Dalam laporan tahunan tersebut, disampaikan pernyataan anggota PE yang
juga Ketua Komite Hubungan Luar Negeri PE, Dr. Elmar Brok, perkembangan
di Indonesia sangat positif dan pendekatan Indonesia yang toleran,
kooperatif melalui diskursus dialog lintas agama membuktikan bahwa upaya
tersebut sangat efektif dalam memberantas radikalisme.
Pernyataan selanjutnya dari Elmar Brok yang masuk dalam laporan tahun
tersebut adalah bahwa "Indonesia could serve as a good example how
minorities could live together".
Kerjasama Indonesia dengan Uni Eropa dalam promosi HAM dan demokrasi
telah dilakukan secara regular sejak tahun 2010 melalui Dialog HAM RI-UE
dan tahun ini akan memasuki tahun ke-5.
Indonesia mengisi diskursus HAM dan demokrasi melalui berbagai
aktifitas sejak tahun 2011 antara lain seminar, konferensi dan dialog
yang difasilitasi oleh Friends of Indonesia di PE, antara lain Dr. Nerj
Deva, MEP (anggota PE dari Kelompok Politik /Ketua Komite Pembangunan
Kelompok Negara B/Asia), dan Dr. Werner Langen , anggota PE dari
Kelompok Politik EPP/Ketua Delegasi Uni Eropa untuk ASEAN).
Masih di ranah HAM dan demokrasi, Indonesia melakukan berbagai
kerjasama dengan think-tank terkemuka Uni Eropa antara lain Center for
European Policy Study (CEPS), Friends of Europe, dan European Institute
for Asian Studies (EIAS), hingga institusi yang memiliki ratusan
jejaring LSM yang memantau diskriminasi dan intoleransi di Uni Eropa .
Indonesia juga memberikan beasiswa lintas agama Indonesian Interfaith
Scholarship kepada peserta dari Uni Eropa yang kesehariannya bekerja
dengan pemangku kepentingan yang menentukan arah kebijakan politik Uni
Eropa dengan Indonesia di ranah HAM dan demokrasi.
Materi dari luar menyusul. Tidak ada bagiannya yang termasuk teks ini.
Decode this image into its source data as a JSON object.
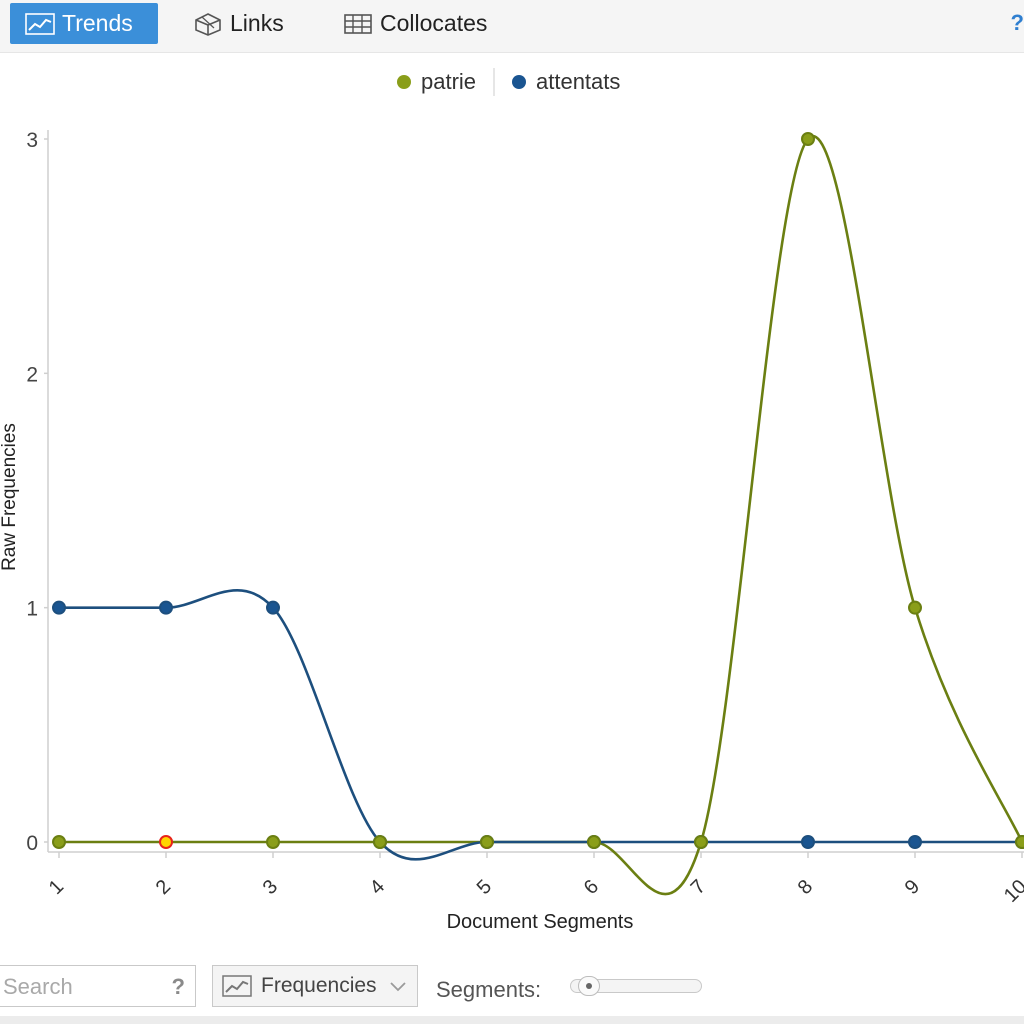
{
  "toolbar": {
    "tabs": [
      {
        "label": "Trends",
        "icon": "line-chart-icon",
        "active": true
      },
      {
        "label": "Links",
        "icon": "network-cube-icon",
        "active": false
      },
      {
        "label": "Collocates",
        "icon": "table-grid-icon",
        "active": false
      }
    ],
    "help_label": "?"
  },
  "chart_data": {
    "type": "line",
    "xlabel": "Document Segments",
    "ylabel": "Raw Frequencies",
    "categories": [
      "1",
      "2",
      "3",
      "4",
      "5",
      "6",
      "7",
      "8",
      "9",
      "10"
    ],
    "yticks": [
      "0",
      "1",
      "2",
      "3"
    ],
    "ylim": [
      0,
      3
    ],
    "legend_position": "top-center",
    "grid": false,
    "smoothed": true,
    "series": [
      {
        "name": "patrie",
        "color": "#8a9e1a",
        "line_color": "#6b7f12",
        "values": [
          0,
          0,
          0,
          0,
          0,
          0,
          0,
          3,
          1,
          0
        ]
      },
      {
        "name": "attentats",
        "color": "#1a5591",
        "line_color": "#1d4f7e",
        "values": [
          1,
          1,
          1,
          0,
          0,
          0,
          0,
          0,
          0,
          0
        ]
      }
    ],
    "highlight": {
      "series": "patrie",
      "index": 1,
      "fill": "#ffd400",
      "stroke": "#e8231b"
    }
  },
  "bottom": {
    "search_placeholder": "Search",
    "search_help": "?",
    "freq_button_label": "Frequencies",
    "segments_label": "Segments:",
    "segments_value": 0.1
  }
}
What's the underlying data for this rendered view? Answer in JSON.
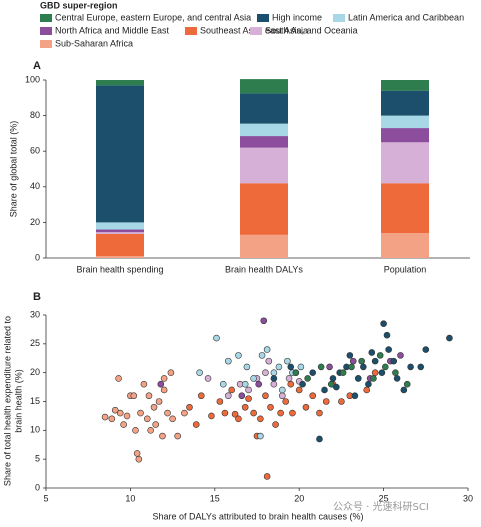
{
  "chart_data": [
    {
      "type": "stacked-bar",
      "panel": "A",
      "legend_title": "GBD super-region",
      "ylabel": "Share of global total (%)",
      "categories": [
        "Brain health spending",
        "Brain health DALYs",
        "Population"
      ],
      "ylim": [
        0,
        100
      ],
      "yticks": [
        0,
        20,
        40,
        60,
        80,
        100
      ],
      "series": [
        {
          "name": "Sub-Saharan Africa",
          "color": "#f4a285",
          "values": [
            1,
            13,
            14
          ]
        },
        {
          "name": "Southeast Asia, east Asia, and Oceania",
          "color": "#ee6a3b",
          "values": [
            12.5,
            29,
            28
          ]
        },
        {
          "name": "South Asia",
          "color": "#d6b0d6",
          "values": [
            1,
            20,
            23
          ]
        },
        {
          "name": "North Africa and Middle East",
          "color": "#8b4d9c",
          "values": [
            1.5,
            6.5,
            8
          ]
        },
        {
          "name": "Latin America and Caribbean",
          "color": "#a8d8e6",
          "values": [
            4,
            7,
            7
          ]
        },
        {
          "name": "High income",
          "color": "#1b4f6b",
          "values": [
            77,
            17,
            14
          ]
        },
        {
          "name": "Central Europe, eastern Europe, and central Asia",
          "color": "#2e7d4f",
          "values": [
            3,
            8,
            6
          ]
        }
      ]
    },
    {
      "type": "scatter",
      "panel": "B",
      "xlabel": "Share of DALYs attributed to brain health causes (%)",
      "ylabel": [
        "Share of total health expenditure related to",
        "brain health (%)"
      ],
      "xlim": [
        5,
        30
      ],
      "xticks": [
        5,
        10,
        15,
        20,
        25,
        30
      ],
      "ylim": [
        0,
        30
      ],
      "yticks": [
        0,
        5,
        10,
        15,
        20,
        25,
        30
      ],
      "series": [
        {
          "name": "Sub-Saharan Africa",
          "color": "#f4a285",
          "x": [
            8.5,
            8.9,
            9.3,
            9.4,
            9.6,
            9.8,
            10,
            10.2,
            10.4,
            10.5,
            10.6,
            10.8,
            11,
            11.2,
            11.4,
            11.5,
            11.7,
            11.9,
            12,
            12.2,
            12.4,
            12.5,
            12.8,
            13.2,
            10.3,
            11.1,
            9.1,
            12
          ],
          "values": [
            12.3,
            12,
            19,
            13,
            11,
            12.5,
            16,
            16,
            6,
            5,
            13,
            18,
            12,
            10,
            14,
            11,
            15,
            9,
            17,
            13,
            20,
            12,
            9,
            13,
            10,
            16,
            13.5,
            19
          ]
        },
        {
          "name": "Southeast Asia, east Asia, and Oceania",
          "color": "#ee6a3b",
          "x": [
            13.5,
            14.2,
            14.8,
            15.3,
            15.6,
            16,
            16.4,
            16.8,
            17,
            17.3,
            17.7,
            18,
            18.3,
            18.6,
            18.9,
            19.2,
            19.6,
            20,
            20.4,
            20.8,
            21.2,
            21.6,
            22,
            22.5,
            23,
            23.5,
            24,
            24.5,
            18.1,
            19.5,
            17.5,
            16.2,
            13.9
          ],
          "values": [
            14,
            16,
            12.5,
            15,
            13,
            17,
            12,
            14,
            15.5,
            13,
            12,
            16,
            14,
            11,
            13,
            15,
            13,
            17,
            14,
            16,
            13,
            15,
            18,
            15,
            16,
            19,
            17,
            20,
            2,
            18,
            9,
            12.8,
            11
          ]
        },
        {
          "name": "South Asia",
          "color": "#d6b0d6",
          "x": [
            14.6,
            15.8,
            16.5,
            17,
            17.5,
            18,
            18.5,
            19,
            19.4,
            20,
            18.2
          ],
          "values": [
            19,
            16,
            18,
            17,
            19,
            20,
            18,
            16,
            19,
            18.5,
            22
          ]
        },
        {
          "name": "North Africa and Middle East",
          "color": "#8b4d9c",
          "x": [
            11.8,
            16.6,
            17.9,
            19.8,
            21.8,
            23.2,
            24.2,
            25.4,
            26,
            17.6
          ],
          "values": [
            18,
            16,
            29,
            20,
            21,
            22,
            19,
            22,
            23,
            18
          ]
        },
        {
          "name": "Latin America and Caribbean",
          "color": "#a8d8e6",
          "x": [
            14.1,
            15.1,
            15.8,
            16.4,
            16.9,
            17.3,
            17.8,
            18.1,
            18.5,
            18.8,
            19.3,
            19.6,
            20.1,
            17.7,
            15.5,
            16.8,
            19
          ],
          "values": [
            20,
            26,
            22,
            23,
            21,
            19,
            23,
            24,
            20,
            21,
            22,
            20,
            21,
            9,
            18,
            18,
            17
          ]
        },
        {
          "name": "High income",
          "color": "#1b4f6b",
          "x": [
            18.5,
            19.5,
            20.2,
            20.8,
            21.2,
            21.5,
            22,
            22.4,
            22.8,
            23,
            23.5,
            23.8,
            24.1,
            24.5,
            24.9,
            25,
            25.3,
            25.6,
            25.8,
            26.2,
            26.6,
            27.2,
            27.5,
            28.9,
            24.3,
            23.3,
            22.2,
            25.2
          ],
          "values": [
            19,
            21,
            18,
            20,
            8.5,
            17,
            19,
            20,
            21,
            23,
            19,
            21,
            18,
            22,
            20,
            28.5,
            24,
            22,
            19,
            17,
            21,
            21,
            24,
            26,
            23.5,
            16,
            17.5,
            26.5
          ]
        },
        {
          "name": "Central Europe, eastern Europe, and central Asia",
          "color": "#2e7d4f",
          "x": [
            19.8,
            20.5,
            21.3,
            21.9,
            22.6,
            23.1,
            23.7,
            24.4,
            25.1,
            25.7,
            26.4,
            24.8
          ],
          "values": [
            20,
            19,
            21,
            18,
            20,
            21,
            22,
            19,
            21,
            20,
            18,
            23
          ]
        }
      ]
    }
  ],
  "watermark": "公众号 · 光速科研SCI"
}
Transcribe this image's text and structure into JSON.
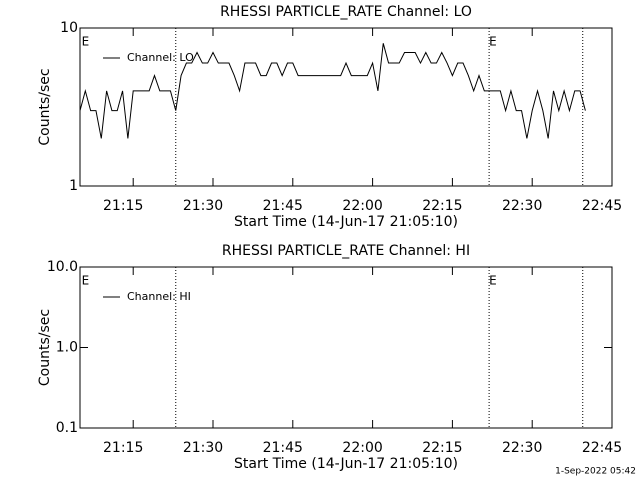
{
  "chart_data": [
    {
      "type": "line",
      "title": "RHESSI PARTICLE_RATE Channel: LO",
      "xlabel": "Start Time (14-Jun-17 21:05:10)",
      "ylabel": "Counts/sec",
      "log_y": true,
      "legend": "upper left",
      "xlim": [
        1265,
        1365
      ],
      "xticks": [
        {
          "value": 1275,
          "label": "21:15"
        },
        {
          "value": 1290,
          "label": "21:30"
        },
        {
          "value": 1305,
          "label": "21:45"
        },
        {
          "value": 1320,
          "label": "22:00"
        },
        {
          "value": 1335,
          "label": "22:15"
        },
        {
          "value": 1350,
          "label": "22:30"
        },
        {
          "value": 1365,
          "label": "22:45"
        }
      ],
      "ylim": [
        1,
        10
      ],
      "yticks": [
        1,
        10
      ],
      "event_lines": [
        1283.0,
        1341.9,
        1359.5
      ],
      "annotations": [
        {
          "x": 1265.3,
          "text": "E"
        },
        {
          "x": 1341.9,
          "text": "E"
        }
      ],
      "x": [
        1265,
        1266,
        1267,
        1268,
        1269,
        1270,
        1271,
        1272,
        1273,
        1274,
        1275,
        1276,
        1277,
        1278,
        1279,
        1280,
        1281,
        1282,
        1283,
        1284,
        1285,
        1286,
        1287,
        1288,
        1289,
        1290,
        1291,
        1292,
        1293,
        1294,
        1295,
        1296,
        1297,
        1298,
        1299,
        1300,
        1301,
        1302,
        1303,
        1304,
        1305,
        1306,
        1307,
        1308,
        1309,
        1310,
        1311,
        1312,
        1313,
        1314,
        1315,
        1316,
        1317,
        1318,
        1319,
        1320,
        1321,
        1322,
        1323,
        1324,
        1325,
        1326,
        1327,
        1328,
        1329,
        1330,
        1331,
        1332,
        1333,
        1334,
        1335,
        1336,
        1337,
        1338,
        1339,
        1340,
        1341,
        1342,
        1343,
        1344,
        1345,
        1346,
        1347,
        1348,
        1349,
        1350,
        1351,
        1352,
        1353,
        1354,
        1355,
        1356,
        1357,
        1358,
        1359,
        1360
      ],
      "series": [
        {
          "name": "Channel: LO",
          "color": "#000000",
          "values": [
            3,
            4,
            3,
            3,
            2,
            4,
            3,
            3,
            4,
            2,
            4,
            4,
            4,
            4,
            5,
            4,
            4,
            4,
            3,
            5,
            6,
            6,
            7,
            6,
            6,
            7,
            6,
            6,
            6,
            5,
            4,
            6,
            6,
            6,
            5,
            5,
            6,
            6,
            5,
            6,
            6,
            5,
            5,
            5,
            5,
            5,
            5,
            5,
            5,
            5,
            6,
            5,
            5,
            5,
            5,
            6,
            4,
            8,
            6,
            6,
            6,
            7,
            7,
            7,
            6,
            7,
            6,
            6,
            7,
            6,
            5,
            6,
            6,
            5,
            4,
            5,
            4,
            4,
            4,
            4,
            3,
            4,
            3,
            3,
            2,
            3,
            4,
            3,
            2,
            4,
            3,
            4,
            3,
            4,
            4,
            3
          ]
        }
      ]
    },
    {
      "type": "line",
      "title": "RHESSI PARTICLE_RATE Channel: HI",
      "xlabel": "Start Time (14-Jun-17 21:05:10)",
      "ylabel": "Counts/sec",
      "log_y": true,
      "legend": "upper left",
      "xlim": [
        1265,
        1365
      ],
      "xticks": [
        {
          "value": 1275,
          "label": "21:15"
        },
        {
          "value": 1290,
          "label": "21:30"
        },
        {
          "value": 1305,
          "label": "21:45"
        },
        {
          "value": 1320,
          "label": "22:00"
        },
        {
          "value": 1335,
          "label": "22:15"
        },
        {
          "value": 1350,
          "label": "22:30"
        },
        {
          "value": 1365,
          "label": "22:45"
        }
      ],
      "ylim": [
        0.1,
        10
      ],
      "yticks": [
        0.1,
        {
          "value": 1,
          "label": "1.0"
        },
        {
          "value": 10,
          "label": "10.0"
        }
      ],
      "event_lines": [
        1283.0,
        1341.9,
        1359.5
      ],
      "annotations": [
        {
          "x": 1265.3,
          "text": "E"
        },
        {
          "x": 1341.9,
          "text": "E"
        }
      ],
      "x": [],
      "series": [
        {
          "name": "Channel: HI",
          "color": "#000000",
          "values": []
        }
      ]
    }
  ],
  "footer": "1-Sep-2022 05:42"
}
Sejak tahun 2013, akademisi perguruan tinggi, think-tank dan LSM dari
Indonesia mulai aktif melakukan riset kolaborasi dengan berbagai
mitranya di Uni Eropa untuk melakukan penelitian mengenai masalah HAM
dan demokrasi yang terjadi khususnya di negara-negara anggota Uni Eropa.